The banking at Brooklands as it is today

They say there's nothing new in motorsport but it still comes as a surprise to many that Europe's newest motor racing circuits, Rockingham and the Lausitzring, are not the trailblazers for oval racing that they may think.

In many ways, while we describe the USA as being the home of oval racing, its birthplace was actually right here in Europe.

The world's first purpose-built motor racing circuit was an oval - built on a marshy piece of country estate in Weybridge, Surrey, by a wealthy English industrialist who wanted to establish a venue for British cars to be tested and raced.

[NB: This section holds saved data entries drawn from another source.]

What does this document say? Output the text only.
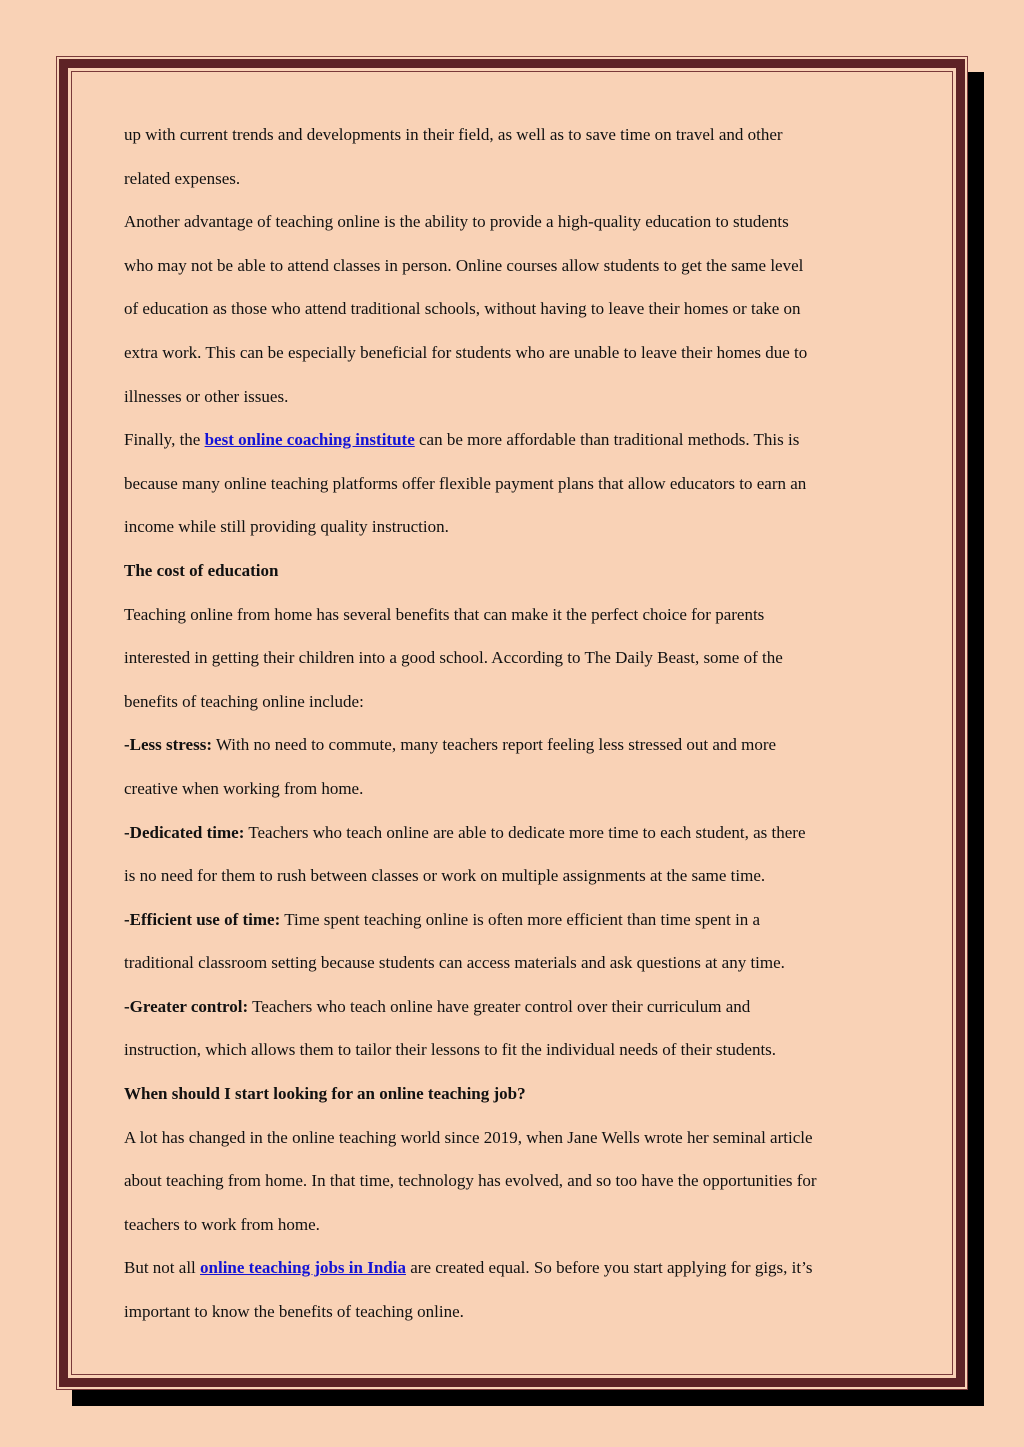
up with current trends and developments in their field, as well as to save time on travel and other
related expenses.
Another advantage of teaching online is the ability to provide a high-quality education to students
who may not be able to attend classes in person. Online courses allow students to get the same level
of education as those who attend traditional schools, without having to leave their homes or take on
extra work. This can be especially beneficial for students who are unable to leave their homes due to
illnesses or other issues.
Finally, the best online coaching institute can be more affordable than traditional methods. This is
because many online teaching platforms offer flexible payment plans that allow educators to earn an
income while still providing quality instruction.
The cost of education
Teaching online from home has several benefits that can make it the perfect choice for parents
interested in getting their children into a good school. According to The Daily Beast, some of the
benefits of teaching online include:
-Less stress: With no need to commute, many teachers report feeling less stressed out and more
creative when working from home.
-Dedicated time: Teachers who teach online are able to dedicate more time to each student, as there
is no need for them to rush between classes or work on multiple assignments at the same time.
-Efficient use of time: Time spent teaching online is often more efficient than time spent in a
traditional classroom setting because students can access materials and ask questions at any time.
-Greater control: Teachers who teach online have greater control over their curriculum and
instruction, which allows them to tailor their lessons to fit the individual needs of their students.
When should I start looking for an online teaching job?
A lot has changed in the online teaching world since 2019, when Jane Wells wrote her seminal article
about teaching from home. In that time, technology has evolved, and so too have the opportunities for
teachers to work from home.
But not all online teaching jobs in India are created equal. So before you start applying for gigs, it’s
important to know the benefits of teaching online.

Brooklands was constructed over the winter of 1906 and opened for racing in June 1907, beating Indianapolis Motor Speedway by two straight years (those who argue the case for the Milwaukee Mile at Wisconsin State Fair Park are quite right in celebrating the start of auto racing there as 1903, but this was on a dirt surface which was only paved as recently as 1954. The venue began life in 1897 as a horse racing track).

Remarkably ahead of its time, Brooklands featured fearsome banking, separate road courses (replete with chicanes!) and a hillside test circuit, all within confines which allowed 'the right crowd and no crowding'.

Map of Brooklands

The brainchild of Hugh Fortescue Locke King, Brooklands went from strength-to-strength, holding numerous speed record attempts, the very first British Grand Prix and a host of 500-mile races.

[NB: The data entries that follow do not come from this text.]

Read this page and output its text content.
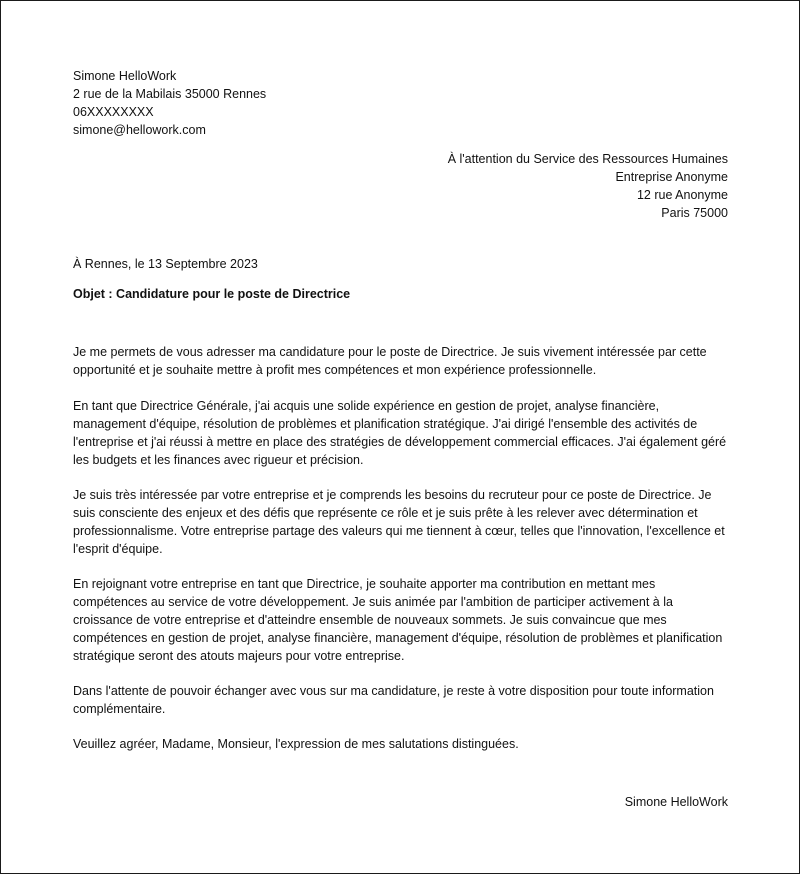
Simone HelloWork
2 rue de la Mabilais 35000 Rennes
06XXXXXXXX
simone@hellowork.com
À l'attention du Service des Ressources Humaines
Entreprise Anonyme
12 rue Anonyme
Paris 75000
À Rennes, le 13 Septembre 2023
Objet : Candidature pour le poste de Directrice

Je me permets de vous adresser ma candidature pour le poste de Directrice. Je suis vivement intéressée par cette opportunité et je souhaite mettre à profit mes compétences et mon expérience professionnelle.

En tant que Directrice Générale, j'ai acquis une solide expérience en gestion de projet, analyse financière, management d'équipe, résolution de problèmes et planification stratégique. J'ai dirigé l'ensemble des activités de l'entreprise et j'ai réussi à mettre en place des stratégies de développement commercial efficaces. J'ai également géré les budgets et les finances avec rigueur et précision.

Je suis très intéressée par votre entreprise et je comprends les besoins du recruteur pour ce poste de Directrice. Je suis consciente des enjeux et des défis que représente ce rôle et je suis prête à les relever avec détermination et professionnalisme. Votre entreprise partage des valeurs qui me tiennent à cœur, telles que l'innovation, l'excellence et l'esprit d'équipe.

En rejoignant votre entreprise en tant que Directrice, je souhaite apporter ma contribution en mettant mes compétences au service de votre développement. Je suis animée par l'ambition de participer activement à la croissance de votre entreprise et d'atteindre ensemble de nouveaux sommets. Je suis convaincue que mes compétences en gestion de projet, analyse financière, management d'équipe, résolution de problèmes et planification stratégique seront des atouts majeurs pour votre entreprise.

Dans l'attente de pouvoir échanger avec vous sur ma candidature, je reste à votre disposition pour toute information complémentaire.

Veuillez agréer, Madame, Monsieur, l'expression de mes salutations distinguées.

Simone HelloWork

By the 1930s, however, Brooklands had to share the limelight with Crystal Palace and Donington Park but it was war that finally sounded the death-knell for the circuit. Taken over by the Air Ministry, the circuit found a new role with the establishment of the Vickers and Hawker aircraft factories, which spent the war churning out Hurricanes and Wellington Bombers.

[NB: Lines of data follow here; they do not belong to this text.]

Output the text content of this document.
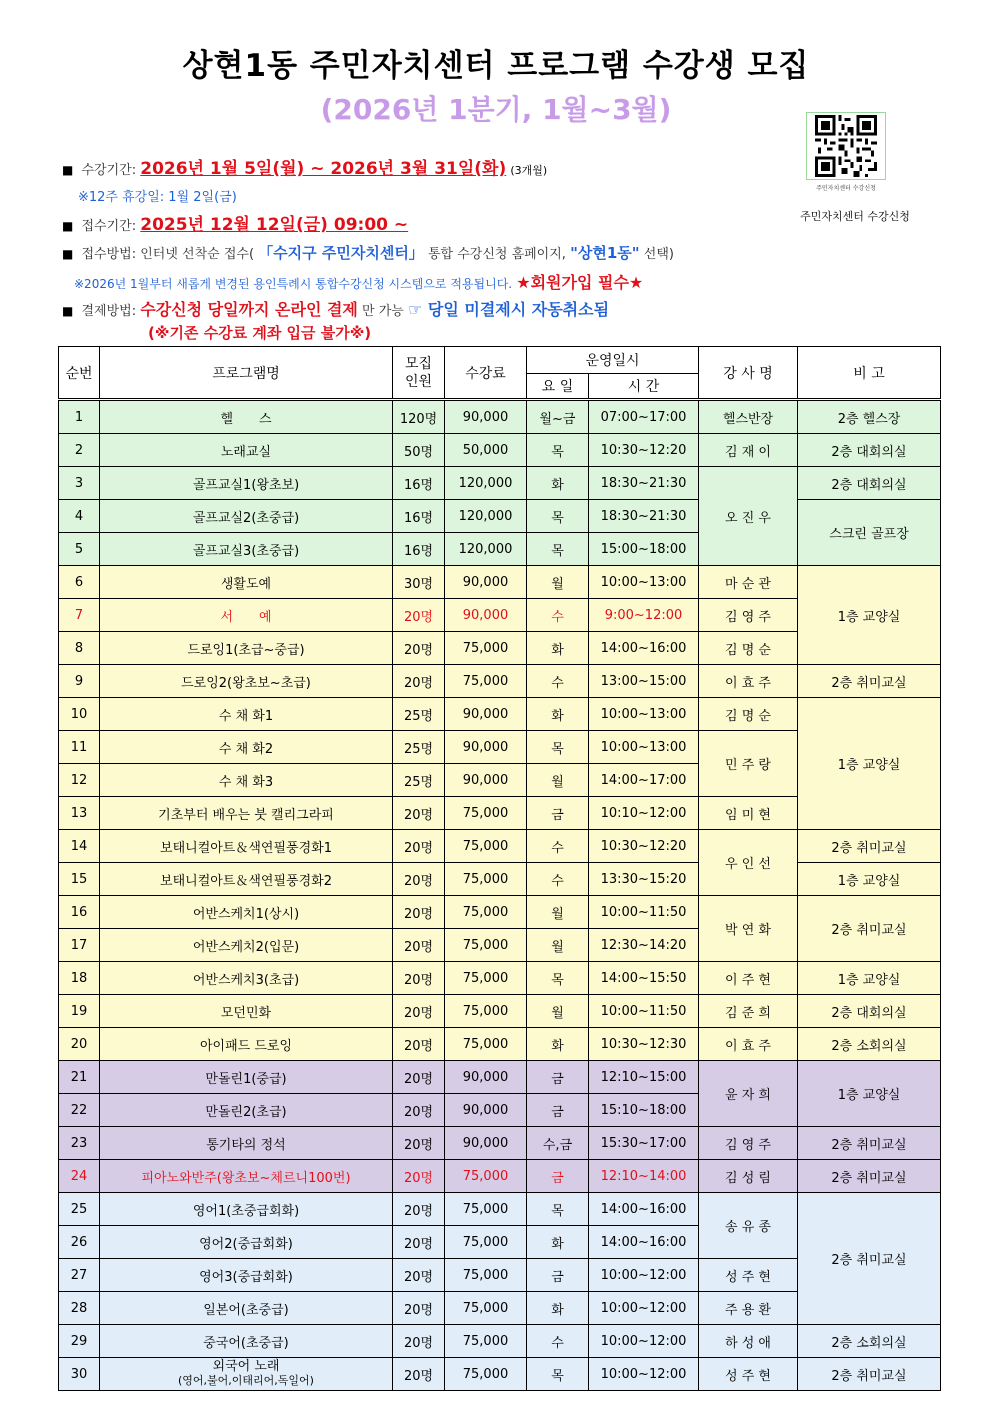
상현1동 주민자치센터 프로그램 수강생 모집
(2026년 1분기, 1월~3월)
주민자치센터 수강신청
주민자치센터 수강신청
■ 수강기간: 2026년 1월 5일(월) ~ 2026년 3월 31일(화) (3개월)
※12주 휴강일: 1월 2일(금)
■ 접수기간: 2025년 12월 12일(금) 09:00 ~
■ 접수방법: 인터넷 선착순 접수( 「수지구 주민자치센터」 통합 수강신청 홈페이지, "상현1동" 선택)
※2026년 1월부터 새롭게 변경된 용인특례시 통합수강신청 시스템으로 적용됩니다. ★회원가입 필수★
■ 결제방법: 수강신청 당일까지 온라인 결제 만 가능 ☞ 당일 미결제시 자동취소됨
(※기존 수강료 계좌 입금 불가※)
순번	프로그램명	모집
인원	수강료	운영일시		강 사 명	비 고
				요 일	시 간		
1	헬　　스	120명	90,000	월~금	07:00~17:00	헬스반장	2층 헬스장
2	노래교실	50명	50,000	목	10:30~12:20	김 재 이	2층 대회의실
3	골프교실1(왕초보)	16명	120,000	화	18:30~21:30	오 진 우	2층 대회의실
4	골프교실2(초중급)	16명	120,000	목	18:30~21:30		스크린 골프장
5	골프교실3(초중급)	16명	120,000	목	15:00~18:00		
6	생활도예	30명	90,000	월	10:00~13:00	마 순 관	1층 교양실
7	서　　예	20명	90,000	수	9:00~12:00	김 영 주	
8	드로잉1(초급~중급)	20명	75,000	화	14:00~16:00	김 명 순	
9	드로잉2(왕초보~초급)	20명	75,000	수	13:00~15:00	이 효 주	2층 취미교실
10	수 채 화1	25명	90,000	화	10:00~13:00	김 명 순	1층 교양실
11	수 채 화2	25명	90,000	목	10:00~13:00	민 주 랑	
12	수 채 화3	25명	90,000	월	14:00~17:00		
13	기초부터 배우는 붓 캘리그라피	20명	75,000	금	10:10~12:00	임 미 현	
14	보태니컬아트＆색연필풍경화1	20명	75,000	수	10:30~12:20	우 인 선	2층 취미교실
15	보태니컬아트＆색연필풍경화2	20명	75,000	수	13:30~15:20		1층 교양실
16	어반스케치1(상시)	20명	75,000	월	10:00~11:50	박 연 화	2층 취미교실
17	어반스케치2(입문)	20명	75,000	월	12:30~14:20		
18	어반스케치3(초급)	20명	75,000	목	14:00~15:50	이 주 현	1층 교양실
19	모던민화	20명	75,000	월	10:00~11:50	김 준 희	2층 대회의실
20	아이패드 드로잉	20명	75,000	화	10:30~12:30	이 효 주	2층 소회의실
21	만돌린1(중급)	20명	90,000	금	12:10~15:00	윤 자 희	1층 교양실
22	만돌린2(초급)	20명	90,000	금	15:10~18:00		
23	통기타의 정석	20명	90,000	수,금	15:30~17:00	김 영 주	2층 취미교실
24	피아노와반주(왕초보~체르니100번)	20명	75,000	금	12:10~14:00	김 성 림	2층 취미교실
25	영어1(초중급회화)	20명	75,000	목	14:00~16:00	송 유 종	2층 취미교실
26	영어2(중급회화)	20명	75,000	화	14:00~16:00		
27	영어3(중급회화)	20명	75,000	금	10:00~12:00	성 주 현	
28	일본어(초중급)	20명	75,000	화	10:00~12:00	주 용 환	
29	중국어(초중급)	20명	75,000	수	10:00~12:00	하 성 애	2층 소회의실
30	외국어 노래
(영어,불어,이태리어,독일어)	20명	75,000	목	10:00~12:00	성 주 현	2층 취미교실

The end for racing came when a section of the Byfleet Banking was removed to allow traffic inside the circuit confines more easily and large sections of the track were disguised from German bombers by planting trees in the concrete.

When hostilities ceased it was clear time had not been kind on the 40-year old concrete. With a hefty repair bill proving insurmountable, the circuit was sold to Vickers Armstrong in 1946 and the Brooklands Owners Club found a new home at Silverstone - ironically itself a wartime airfield.

Further indignities came in the 1980s when areas were reclaimed as car parks and later office space, while the Members Banking now ends sharply, sliced away by a supermarket - although it has at least been done in such a way as to emphasize what little is left.

Today, part of the site - including historic sections of the banking and the one-in-four test hill - is preserved and maintained by the Brooklands Society, which should hopefully keep the developers at bay.